Еще с вечера она почувствовала себя плохо: шумело в ушах, ломило суставы. Не прошла тяжесть и днем. Мысленно старая все звала внучонка. Потом чуть успокоилась, легла на спину, зажмурилась и вдруг почувствовала осторожное, испуганное прикосновение – словно маленький ребенок подошел к ней на цыпочках и принялся гладить ее лицо. Она даже моргнуть боялась – не вспугнуть бы его.

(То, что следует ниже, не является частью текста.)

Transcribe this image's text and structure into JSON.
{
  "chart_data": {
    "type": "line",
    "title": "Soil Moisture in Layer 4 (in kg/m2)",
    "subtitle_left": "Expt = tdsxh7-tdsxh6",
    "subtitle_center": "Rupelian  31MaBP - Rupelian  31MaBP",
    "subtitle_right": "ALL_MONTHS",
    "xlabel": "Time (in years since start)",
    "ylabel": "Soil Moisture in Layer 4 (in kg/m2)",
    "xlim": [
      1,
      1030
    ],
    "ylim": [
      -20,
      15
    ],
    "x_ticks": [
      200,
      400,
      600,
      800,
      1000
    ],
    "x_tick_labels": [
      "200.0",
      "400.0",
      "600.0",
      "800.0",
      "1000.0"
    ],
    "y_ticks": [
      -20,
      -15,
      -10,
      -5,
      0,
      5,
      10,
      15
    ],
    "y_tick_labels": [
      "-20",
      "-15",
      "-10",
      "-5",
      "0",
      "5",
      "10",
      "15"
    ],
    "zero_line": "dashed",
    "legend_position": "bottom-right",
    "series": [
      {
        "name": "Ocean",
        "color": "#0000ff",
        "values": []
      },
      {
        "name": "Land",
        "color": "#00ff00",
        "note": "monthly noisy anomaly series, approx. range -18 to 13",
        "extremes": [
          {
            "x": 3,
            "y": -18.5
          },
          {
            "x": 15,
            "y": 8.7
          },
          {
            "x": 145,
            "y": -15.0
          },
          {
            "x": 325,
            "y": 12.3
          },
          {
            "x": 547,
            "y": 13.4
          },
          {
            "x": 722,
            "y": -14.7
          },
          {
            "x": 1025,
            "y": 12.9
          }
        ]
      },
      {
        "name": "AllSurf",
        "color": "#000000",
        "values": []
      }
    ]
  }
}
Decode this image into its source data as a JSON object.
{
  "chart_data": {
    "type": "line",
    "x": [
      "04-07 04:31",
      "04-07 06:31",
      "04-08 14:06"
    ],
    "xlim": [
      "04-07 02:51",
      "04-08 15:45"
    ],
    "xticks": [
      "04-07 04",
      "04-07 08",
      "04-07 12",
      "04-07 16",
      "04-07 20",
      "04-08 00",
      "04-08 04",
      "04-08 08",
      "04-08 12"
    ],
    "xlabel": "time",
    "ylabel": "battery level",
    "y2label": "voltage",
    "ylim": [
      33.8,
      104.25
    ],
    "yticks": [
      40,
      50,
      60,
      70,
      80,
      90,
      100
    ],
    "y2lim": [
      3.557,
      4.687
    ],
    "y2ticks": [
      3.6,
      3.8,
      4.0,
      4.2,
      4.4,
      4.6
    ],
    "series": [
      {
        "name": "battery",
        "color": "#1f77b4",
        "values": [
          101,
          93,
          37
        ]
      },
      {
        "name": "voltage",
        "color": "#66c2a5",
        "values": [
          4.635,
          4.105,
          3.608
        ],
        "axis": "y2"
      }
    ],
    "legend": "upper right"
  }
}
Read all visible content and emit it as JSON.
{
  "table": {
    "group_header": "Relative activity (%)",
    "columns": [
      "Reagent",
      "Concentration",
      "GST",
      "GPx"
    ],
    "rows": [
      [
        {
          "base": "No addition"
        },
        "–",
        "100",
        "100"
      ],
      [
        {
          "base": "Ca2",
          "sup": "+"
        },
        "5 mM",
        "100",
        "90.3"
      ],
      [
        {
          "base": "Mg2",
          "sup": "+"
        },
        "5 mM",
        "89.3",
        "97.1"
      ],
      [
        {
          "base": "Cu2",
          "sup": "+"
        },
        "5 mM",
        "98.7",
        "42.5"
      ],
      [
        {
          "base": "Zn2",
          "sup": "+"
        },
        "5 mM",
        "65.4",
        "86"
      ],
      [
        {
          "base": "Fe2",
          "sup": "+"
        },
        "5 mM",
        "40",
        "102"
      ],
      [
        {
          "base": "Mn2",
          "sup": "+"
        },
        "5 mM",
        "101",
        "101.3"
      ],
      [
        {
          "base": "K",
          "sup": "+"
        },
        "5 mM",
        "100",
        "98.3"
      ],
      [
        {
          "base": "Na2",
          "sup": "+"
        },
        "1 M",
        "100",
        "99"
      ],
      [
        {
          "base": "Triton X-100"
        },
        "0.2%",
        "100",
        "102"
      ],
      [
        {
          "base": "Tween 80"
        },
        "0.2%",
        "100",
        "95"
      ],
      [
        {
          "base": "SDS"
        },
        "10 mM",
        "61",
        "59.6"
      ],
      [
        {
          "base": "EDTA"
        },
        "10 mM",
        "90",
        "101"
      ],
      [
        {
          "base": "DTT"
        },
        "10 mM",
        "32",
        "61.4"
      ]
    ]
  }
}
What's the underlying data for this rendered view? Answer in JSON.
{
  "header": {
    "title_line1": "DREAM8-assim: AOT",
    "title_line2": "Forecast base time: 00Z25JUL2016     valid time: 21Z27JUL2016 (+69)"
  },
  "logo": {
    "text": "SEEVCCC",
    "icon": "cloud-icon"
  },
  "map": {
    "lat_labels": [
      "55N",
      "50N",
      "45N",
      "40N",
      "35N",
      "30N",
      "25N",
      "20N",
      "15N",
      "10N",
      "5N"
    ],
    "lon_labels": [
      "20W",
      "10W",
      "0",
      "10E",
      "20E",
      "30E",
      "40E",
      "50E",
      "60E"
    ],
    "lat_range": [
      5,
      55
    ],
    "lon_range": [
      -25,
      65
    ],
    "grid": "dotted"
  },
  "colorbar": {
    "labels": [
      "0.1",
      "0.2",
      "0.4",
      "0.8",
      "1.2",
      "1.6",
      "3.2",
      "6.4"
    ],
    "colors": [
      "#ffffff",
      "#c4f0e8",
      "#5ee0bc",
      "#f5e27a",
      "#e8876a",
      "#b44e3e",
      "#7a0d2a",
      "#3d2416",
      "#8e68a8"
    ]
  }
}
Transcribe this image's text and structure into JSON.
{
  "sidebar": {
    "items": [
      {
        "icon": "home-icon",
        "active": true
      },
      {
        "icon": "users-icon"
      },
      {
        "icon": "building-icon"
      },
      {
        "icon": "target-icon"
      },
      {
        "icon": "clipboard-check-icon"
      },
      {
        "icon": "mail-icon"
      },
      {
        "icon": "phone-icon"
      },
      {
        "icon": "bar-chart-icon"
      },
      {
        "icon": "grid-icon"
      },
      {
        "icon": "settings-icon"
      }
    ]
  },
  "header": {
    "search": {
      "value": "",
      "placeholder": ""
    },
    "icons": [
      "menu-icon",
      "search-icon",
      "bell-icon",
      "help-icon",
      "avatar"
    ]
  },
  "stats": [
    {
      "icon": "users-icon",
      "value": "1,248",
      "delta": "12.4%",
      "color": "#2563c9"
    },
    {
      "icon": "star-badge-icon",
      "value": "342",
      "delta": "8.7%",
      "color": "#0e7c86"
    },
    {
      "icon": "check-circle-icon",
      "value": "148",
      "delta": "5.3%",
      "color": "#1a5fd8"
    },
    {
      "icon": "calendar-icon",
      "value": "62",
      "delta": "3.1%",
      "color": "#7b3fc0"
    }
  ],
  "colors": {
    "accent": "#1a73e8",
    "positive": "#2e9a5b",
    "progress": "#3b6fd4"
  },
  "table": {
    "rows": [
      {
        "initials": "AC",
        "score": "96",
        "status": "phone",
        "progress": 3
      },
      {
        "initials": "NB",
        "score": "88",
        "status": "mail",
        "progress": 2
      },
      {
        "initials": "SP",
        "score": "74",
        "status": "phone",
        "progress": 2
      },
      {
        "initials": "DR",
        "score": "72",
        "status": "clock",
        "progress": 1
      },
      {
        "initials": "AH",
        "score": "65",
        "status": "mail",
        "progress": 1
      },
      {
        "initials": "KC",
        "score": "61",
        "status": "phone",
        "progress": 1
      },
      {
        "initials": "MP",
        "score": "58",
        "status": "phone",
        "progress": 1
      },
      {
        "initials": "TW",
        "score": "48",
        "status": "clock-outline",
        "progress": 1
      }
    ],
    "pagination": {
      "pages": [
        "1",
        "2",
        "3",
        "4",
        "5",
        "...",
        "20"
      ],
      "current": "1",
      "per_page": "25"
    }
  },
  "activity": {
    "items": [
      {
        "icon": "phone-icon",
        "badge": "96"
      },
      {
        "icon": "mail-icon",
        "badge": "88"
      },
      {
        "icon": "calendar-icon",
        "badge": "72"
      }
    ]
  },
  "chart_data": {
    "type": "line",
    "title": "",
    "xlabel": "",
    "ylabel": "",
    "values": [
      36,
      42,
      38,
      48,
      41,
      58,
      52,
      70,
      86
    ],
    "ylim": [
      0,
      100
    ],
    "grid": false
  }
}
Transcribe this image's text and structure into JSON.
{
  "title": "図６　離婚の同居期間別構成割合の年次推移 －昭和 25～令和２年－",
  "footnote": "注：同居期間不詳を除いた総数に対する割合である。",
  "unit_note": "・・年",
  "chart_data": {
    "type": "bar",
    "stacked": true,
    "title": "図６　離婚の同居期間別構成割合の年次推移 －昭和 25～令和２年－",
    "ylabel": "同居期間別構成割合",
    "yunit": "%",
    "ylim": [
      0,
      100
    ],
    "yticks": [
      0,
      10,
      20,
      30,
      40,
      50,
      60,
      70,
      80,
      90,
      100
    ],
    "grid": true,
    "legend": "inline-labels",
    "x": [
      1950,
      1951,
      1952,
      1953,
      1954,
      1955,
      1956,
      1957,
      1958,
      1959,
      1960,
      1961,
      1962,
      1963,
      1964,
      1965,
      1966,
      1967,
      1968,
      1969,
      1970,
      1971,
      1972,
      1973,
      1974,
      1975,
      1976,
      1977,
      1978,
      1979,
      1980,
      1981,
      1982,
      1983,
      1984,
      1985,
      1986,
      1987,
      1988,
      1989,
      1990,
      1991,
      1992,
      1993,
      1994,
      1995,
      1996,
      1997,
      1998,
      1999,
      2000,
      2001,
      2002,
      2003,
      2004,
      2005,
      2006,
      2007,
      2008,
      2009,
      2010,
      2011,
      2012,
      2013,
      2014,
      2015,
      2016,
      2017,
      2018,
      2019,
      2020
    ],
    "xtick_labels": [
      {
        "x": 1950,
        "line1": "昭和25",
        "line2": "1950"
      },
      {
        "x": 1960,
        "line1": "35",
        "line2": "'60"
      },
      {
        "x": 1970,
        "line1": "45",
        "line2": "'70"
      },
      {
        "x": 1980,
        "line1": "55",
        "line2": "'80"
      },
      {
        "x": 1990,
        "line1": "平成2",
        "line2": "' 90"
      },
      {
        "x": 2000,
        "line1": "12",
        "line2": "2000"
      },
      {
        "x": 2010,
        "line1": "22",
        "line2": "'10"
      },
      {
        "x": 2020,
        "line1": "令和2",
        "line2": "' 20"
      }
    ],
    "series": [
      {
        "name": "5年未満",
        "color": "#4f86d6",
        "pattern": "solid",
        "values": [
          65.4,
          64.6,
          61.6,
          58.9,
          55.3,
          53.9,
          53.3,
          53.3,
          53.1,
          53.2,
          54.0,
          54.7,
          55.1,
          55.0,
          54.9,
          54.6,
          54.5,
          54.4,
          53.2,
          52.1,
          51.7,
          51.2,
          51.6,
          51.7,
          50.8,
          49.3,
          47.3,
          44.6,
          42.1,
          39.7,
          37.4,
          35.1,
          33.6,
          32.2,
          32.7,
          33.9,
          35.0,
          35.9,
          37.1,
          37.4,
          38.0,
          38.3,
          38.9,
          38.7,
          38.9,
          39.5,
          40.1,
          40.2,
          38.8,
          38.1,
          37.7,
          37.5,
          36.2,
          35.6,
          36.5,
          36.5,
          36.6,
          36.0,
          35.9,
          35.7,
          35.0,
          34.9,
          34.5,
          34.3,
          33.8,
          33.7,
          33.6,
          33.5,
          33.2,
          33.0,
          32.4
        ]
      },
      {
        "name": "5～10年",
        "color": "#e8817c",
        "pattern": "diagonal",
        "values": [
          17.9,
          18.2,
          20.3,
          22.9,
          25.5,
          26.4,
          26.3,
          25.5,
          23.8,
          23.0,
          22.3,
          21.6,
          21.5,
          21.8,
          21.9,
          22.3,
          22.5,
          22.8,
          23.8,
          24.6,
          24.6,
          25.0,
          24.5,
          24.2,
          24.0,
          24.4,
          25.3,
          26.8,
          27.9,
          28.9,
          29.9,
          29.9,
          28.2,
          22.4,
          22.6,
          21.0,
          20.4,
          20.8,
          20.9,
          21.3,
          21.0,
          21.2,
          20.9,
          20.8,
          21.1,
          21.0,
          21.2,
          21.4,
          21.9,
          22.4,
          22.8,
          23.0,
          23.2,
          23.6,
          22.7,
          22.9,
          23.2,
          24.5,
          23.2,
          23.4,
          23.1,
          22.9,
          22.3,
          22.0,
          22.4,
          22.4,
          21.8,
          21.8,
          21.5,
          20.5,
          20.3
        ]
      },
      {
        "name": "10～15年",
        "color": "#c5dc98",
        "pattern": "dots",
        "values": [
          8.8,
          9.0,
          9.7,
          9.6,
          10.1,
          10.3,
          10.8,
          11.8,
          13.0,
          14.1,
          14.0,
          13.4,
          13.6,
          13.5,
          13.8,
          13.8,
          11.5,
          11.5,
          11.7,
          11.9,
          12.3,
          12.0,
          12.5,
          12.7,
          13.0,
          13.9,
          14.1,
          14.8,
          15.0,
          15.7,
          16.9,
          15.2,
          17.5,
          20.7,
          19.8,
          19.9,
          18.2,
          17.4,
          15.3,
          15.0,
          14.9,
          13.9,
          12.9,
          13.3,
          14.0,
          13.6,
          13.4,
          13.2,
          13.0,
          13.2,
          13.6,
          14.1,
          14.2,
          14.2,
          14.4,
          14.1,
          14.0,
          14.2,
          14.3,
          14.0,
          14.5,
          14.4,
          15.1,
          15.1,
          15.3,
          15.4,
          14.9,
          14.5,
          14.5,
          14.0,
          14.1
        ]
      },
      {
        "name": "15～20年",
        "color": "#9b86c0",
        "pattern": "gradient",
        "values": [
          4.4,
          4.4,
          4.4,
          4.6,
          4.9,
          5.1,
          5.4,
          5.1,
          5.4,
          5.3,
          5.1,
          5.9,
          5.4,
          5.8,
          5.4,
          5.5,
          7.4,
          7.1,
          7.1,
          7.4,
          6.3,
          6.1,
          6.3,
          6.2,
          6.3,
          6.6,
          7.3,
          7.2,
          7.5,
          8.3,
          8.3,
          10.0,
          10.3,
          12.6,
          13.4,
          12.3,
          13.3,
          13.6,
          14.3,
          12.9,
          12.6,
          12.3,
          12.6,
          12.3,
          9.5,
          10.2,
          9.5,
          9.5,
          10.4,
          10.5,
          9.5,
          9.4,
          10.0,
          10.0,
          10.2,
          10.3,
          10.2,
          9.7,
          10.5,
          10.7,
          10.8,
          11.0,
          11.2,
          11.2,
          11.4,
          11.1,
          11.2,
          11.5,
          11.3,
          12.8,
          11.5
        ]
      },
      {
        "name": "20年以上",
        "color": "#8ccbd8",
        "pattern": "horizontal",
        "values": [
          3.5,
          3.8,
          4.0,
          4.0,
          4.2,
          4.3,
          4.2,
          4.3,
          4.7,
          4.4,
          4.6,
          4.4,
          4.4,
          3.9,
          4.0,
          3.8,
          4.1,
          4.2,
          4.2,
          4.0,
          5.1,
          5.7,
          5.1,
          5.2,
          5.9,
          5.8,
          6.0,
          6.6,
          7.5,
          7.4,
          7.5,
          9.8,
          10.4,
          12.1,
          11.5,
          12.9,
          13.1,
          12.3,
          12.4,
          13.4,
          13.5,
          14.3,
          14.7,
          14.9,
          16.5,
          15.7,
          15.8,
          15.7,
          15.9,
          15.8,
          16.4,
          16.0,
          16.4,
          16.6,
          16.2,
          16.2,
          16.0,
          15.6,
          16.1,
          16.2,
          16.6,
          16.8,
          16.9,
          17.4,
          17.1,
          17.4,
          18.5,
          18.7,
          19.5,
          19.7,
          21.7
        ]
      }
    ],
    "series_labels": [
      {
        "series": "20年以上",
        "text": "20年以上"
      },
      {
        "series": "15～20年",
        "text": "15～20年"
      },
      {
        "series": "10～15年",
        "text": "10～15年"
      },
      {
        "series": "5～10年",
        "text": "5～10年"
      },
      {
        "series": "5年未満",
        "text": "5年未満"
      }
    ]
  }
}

То были зимние лучи солнца – их приятная, едва уловимая ласка. Лучи дрожали на узорчатой сорочке, касались рук старухи, скользили по лицу, ласкали и гладили морщины, и она улыбалась кому-то далекому, недосягаемому, незримому, случайно забредшему в ее студеное жилище.
Озаряя низкий край неба, солнечная колесница катила своей дорогой. Солнышко – верный спутник ее работ, ее радетель и кормилец. Когда-то оно оглядывало пустующие закрома, первым вбегало в ригу, когда бабы шли набивать половой мешки; оно пригревало ее спину, когда она мяла и трепала лен; свет его струился сквозь пальцы, когда она пряла; лучи его трепетали на испачканных мукой досках, когда она в чуланчике крутила жернова; солнце, опутывавшее своими нитями люльку, далекое, до времени погружающееся во мрак, бессильно перед стужей, захватывающей дыхание, старое, умаявшееся зимнее солнце, тщетно стучащееся в заиндевелое оконце. Как жадно впитывали его далекую ласку все поры белого изможденного лица старухи! Солнце навевало далекие воспоминания, куда-то еще звало, подбадривало и вместе с тем как бы прощалось со старой на веки вечные. Но сил подняться у нее уже не было, не ее нога нажимала на жужжащую прялку, сновал по избе внучок, мычала, высунув голову из хлева, буренка, из печурки на пол падали искры и головешки, тоскливо гудели посреди зимы жернова, под стрехой риги ворковали голуби, застывали те мгновения жизни, когда она, старая, еще так была нужна везде и всем. Вслед за зимами наступало лето с долгими теплыми вечерами, с высоким, какое бывает только в страду, солнцем над холмом; заколыхалась белая рожь, прошелестел, словно чей-то вздох, ветер; она стояла в проеме риги и веяла зерно; ударяясь о стволы сосен и кручи, над округой плыло эхо ее валька. И всюду с ней было солнце, повитуха всех ее работ, солнце, сопутствовавшее ей с раннего утра ее юности до позднего вечера ее старости.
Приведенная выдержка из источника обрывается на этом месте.